Seizures were a focal point of the session. Evans cautioned that prolonged or repeated seizures inflict rapid brain damage and require immediate control and investigation for reversible causes such as hypoglycemia or toxins. “Oh, poor baby’s brain is on fire. Because that’s basically what it is,” said Evans, to underline the urgency of anticonvulsant therapy and continuous monitoring. Practical bedside interventions she recommended include audible seizure alerts (bells), continuous observation, and recumbent care with passive range-of-motion for altered patients.
For traumatic brain injury, Evans advised routine use of the Modified Glasgow Coma Scale (MGCS) as a serial tool rather than a single prognostic snapshot. “This is not a one off. Doing this once doesn’t tell me a whole lot…Trends are a big word when it comes to the Modified Glasgow Coma Scale,” she said, recommending repeated scoring to document response to therapy and guide escalation. She also urged careful documentation of posture and gait abnormalities to help localize lesions and inform imaging choices.
Evans outlined technician-led measures that frequently determine outcomes: spinal stabilization before movement, documenting motor function before analgesia, and selecting imaging appropriate to the suspected cause (MRI for IVDD, CT for high-energy trauma). She stressed pain reassessment, urinary care, pressure-relief rotation and early physiotherapy as routine priorities for spinal and recumbent patients.
On vestibular disease, she contrasted typically self-limiting peripheral cases with central disorders that often include mentation changes and carry a guarded prognosis; padded housing, antiemetics and close neurologic checks can both comfort the patient and reveal progression.

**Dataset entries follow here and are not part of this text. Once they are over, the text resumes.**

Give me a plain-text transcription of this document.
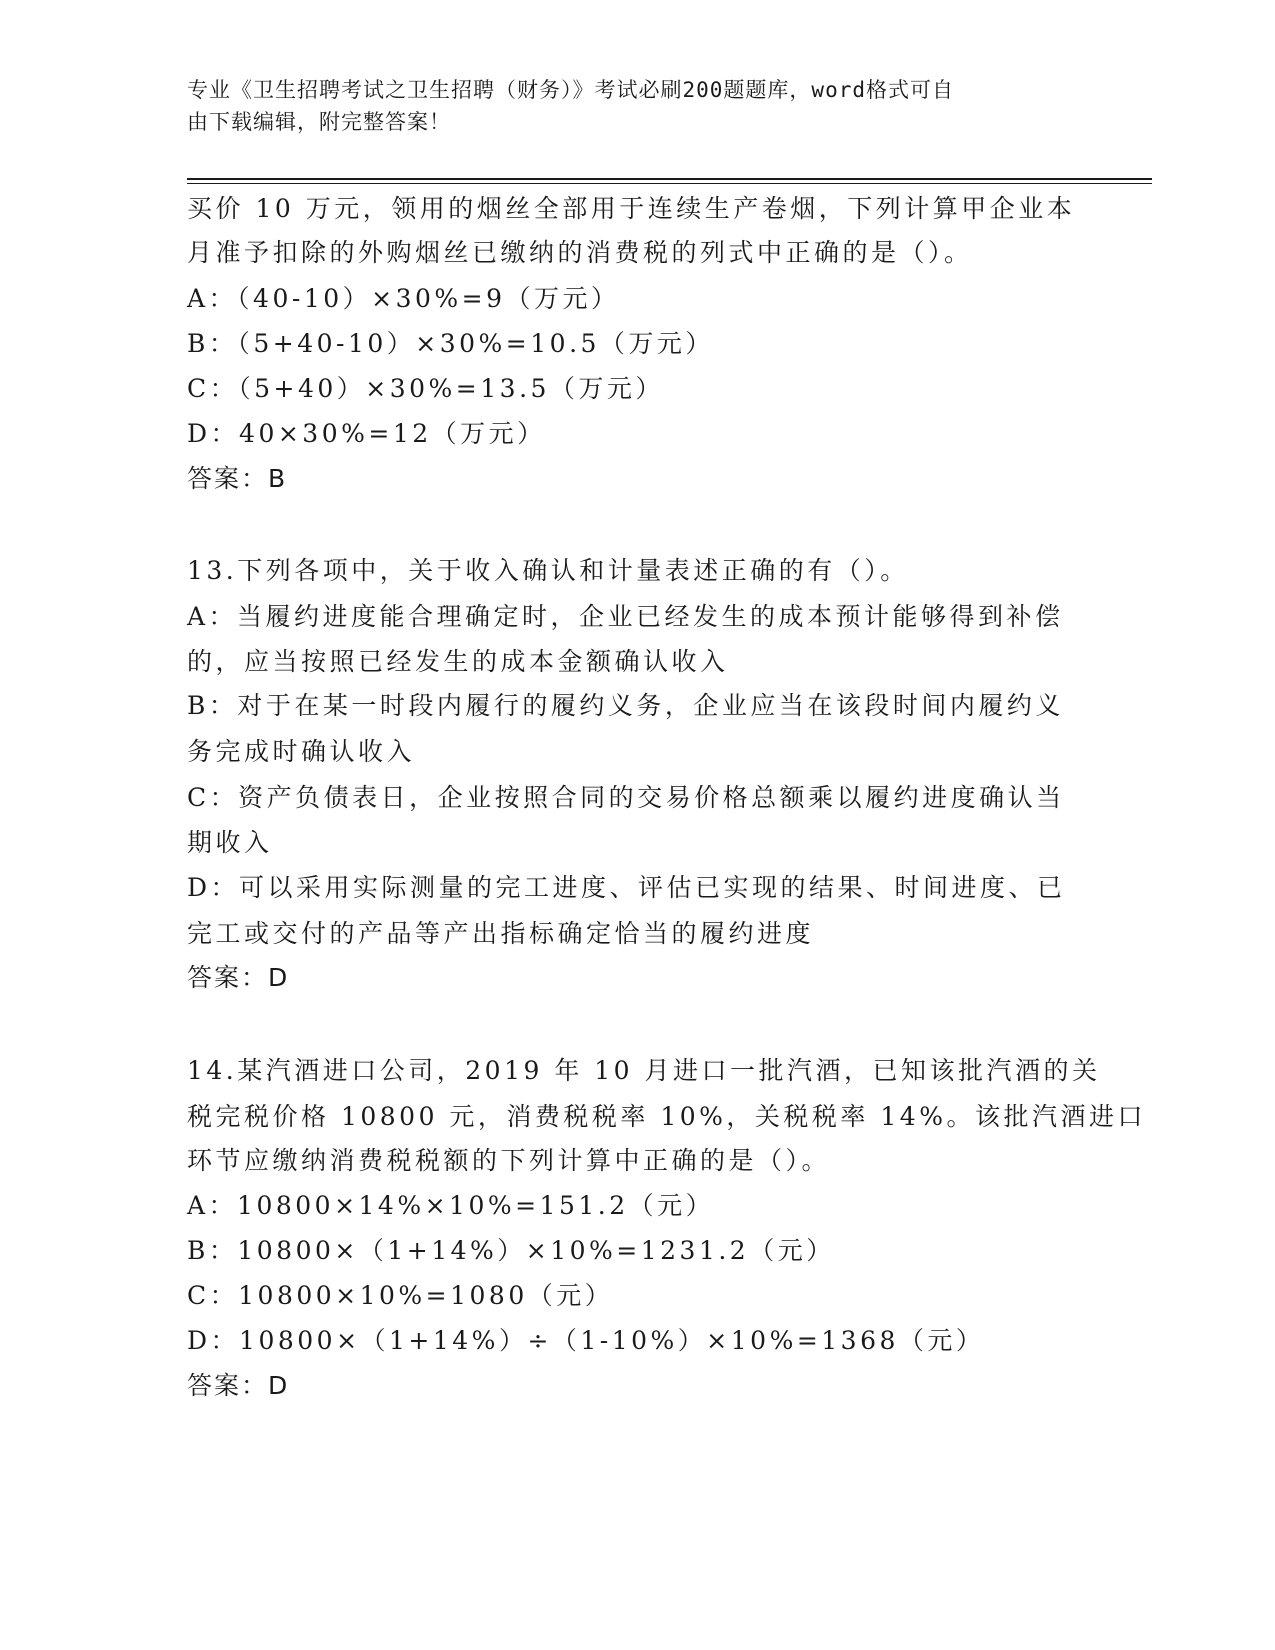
专业《卫生招聘考试之卫生招聘（财务）》考试必刷200题题库，word格式可自
由下载编辑，附完整答案！
买价 10 万元，领用的烟丝全部用于连续生产卷烟，下列计算甲企业本
月准予扣除的外购烟丝已缴纳的消费税的列式中正确的是（）。
A：（40-10）×30%=9（万元）
B：（5+40-10）×30%=10.5（万元）
C：（5+40）×30%=13.5（万元）
D：40×30%=12（万元）
答案：B
13.下列各项中，关于收入确认和计量表述正确的有（）。
A：当履约进度能合理确定时，企业已经发生的成本预计能够得到补偿
的，应当按照已经发生的成本金额确认收入
B：对于在某一时段内履行的履约义务，企业应当在该段时间内履约义
务完成时确认收入
C：资产负债表日，企业按照合同的交易价格总额乘以履约进度确认当
期收入
D：可以采用实际测量的完工进度、评估已实现的结果、时间进度、已
完工或交付的产品等产出指标确定恰当的履约进度
答案：D
14.某汽酒进口公司，2019 年 10 月进口一批汽酒，已知该批汽酒的关
税完税价格 10800 元，消费税税率 10%，关税税率 14%。该批汽酒进口
环节应缴纳消费税税额的下列计算中正确的是（）。
A：10800×14%×10%=151.2（元）
B：10800×（1+14%）×10%=1231.2（元）
C：10800×10%=1080（元）
D：10800×（1+14%）÷（1-10%）×10%=1368（元）
答案：D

“Understanding how to do that and understanding what we see when they come in is really important,” Evans concluded, framing veterinary technician training and vigilant bedside care as pivotal to improving neurologic patient trajectories.
The take-home message from the session? Stabilize first, monitor consistently, and apply focused technician interventions to limit secondary injury and give neurologic patients the best chance for recovery.